The title of the exhibition references a concept proposed by Gilles Deleuze in Francis Bacon: The Logic of Sensation, his book on Francis Bacon’s work: matters of fact. This concept, used by Deleuze in English in the original text, alludes to the system of relationships that manifests between Figures in the world of Bacon’s works and renders sensation the scene of a new fact, or rather, to the essence of this system. The works, in their entirety, emerge as a projection of the trajectory a phenomenon follows in its becoming. The works in the exhibition are reminiscent of the different dimensions we sense in order to see the blind spot beyond. Thus, matters of fact indicates the objective knowledge that is completely independent of the artist and is positioned within the body –and consequently- the soul of something else, and the tangible substance that remains.

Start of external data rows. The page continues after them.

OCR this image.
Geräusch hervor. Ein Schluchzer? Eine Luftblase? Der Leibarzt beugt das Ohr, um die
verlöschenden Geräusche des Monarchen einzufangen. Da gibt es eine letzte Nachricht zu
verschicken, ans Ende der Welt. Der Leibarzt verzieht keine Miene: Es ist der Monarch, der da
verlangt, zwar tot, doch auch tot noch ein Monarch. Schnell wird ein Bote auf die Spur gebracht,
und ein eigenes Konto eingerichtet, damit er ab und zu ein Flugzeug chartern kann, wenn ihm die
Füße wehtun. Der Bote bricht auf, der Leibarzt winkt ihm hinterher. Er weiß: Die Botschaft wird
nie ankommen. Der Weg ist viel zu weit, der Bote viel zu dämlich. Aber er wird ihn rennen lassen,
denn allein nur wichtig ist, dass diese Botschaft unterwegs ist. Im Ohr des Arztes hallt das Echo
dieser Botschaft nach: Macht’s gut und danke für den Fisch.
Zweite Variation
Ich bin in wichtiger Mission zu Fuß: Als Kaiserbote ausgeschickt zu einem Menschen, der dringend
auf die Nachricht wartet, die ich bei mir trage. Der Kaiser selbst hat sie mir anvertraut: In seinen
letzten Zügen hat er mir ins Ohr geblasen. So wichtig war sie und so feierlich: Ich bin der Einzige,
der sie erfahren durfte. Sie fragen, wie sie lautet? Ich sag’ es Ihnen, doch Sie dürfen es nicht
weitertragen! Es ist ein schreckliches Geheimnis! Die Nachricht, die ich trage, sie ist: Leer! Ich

Matters of fact presents an integrated and multilayered layout across the three floors of the exhibition space that draws the viewer into an aesthetic reality. This layout analyses the unique language of film and via this analysis embarks upon an interrogation of the functioning of visual culture. “Blow Up” connects the showcase displayed at the entrance to the space with the main space of the gallery via a visual axis. The work is based on two cinematic terms, fade in and fade out; and focuses on the concept found in cinematic language of one segment of space-time being replaced by another. In the metaphorical sense, the work may be interpreted as drifting into sleep and waking up in a new space-time context. The first part of the work which greets the viewer is a dreamlike image of a swan in a lake. In the main gallery at the end of the entrance corridor, there is a three-channel video installation. The swan is accompanied here by the striking image of two knives pouncing towards the fragile, transparent air bubble in a violent and desirous manner. This set-up, which implies the dynamic, tense and magnetic relationship between the feminine and the masculine, contains the energy of a blast in the face, the impact of a blinding wind blowing in from afar, and annihilation, violence and death.
“Soft As A Swan And Sharp As The Face Of A Lake” is formed of two sequences of shots flowing in opposite directions, forming the image of a helix. Here, the positive-negative dynamics that “Blow Up” focuses on are transmitted to a further dimension by selecting film stills and transforming each one into a stagnant image.
“Rendering Rome”, the work in the basement space of the gallery stands out with its editing; the editing process points towards a single image as the sole source of the inferences of the viewer. The main theme of the work is the symptomatic collection of images and their interpretation via an analytical process so that they form a meaningful whole within a grammatic structure. This systematic and specific style of editing that imposes subjective inferences on the viewer forms the artist’s fundamental artistic methodology.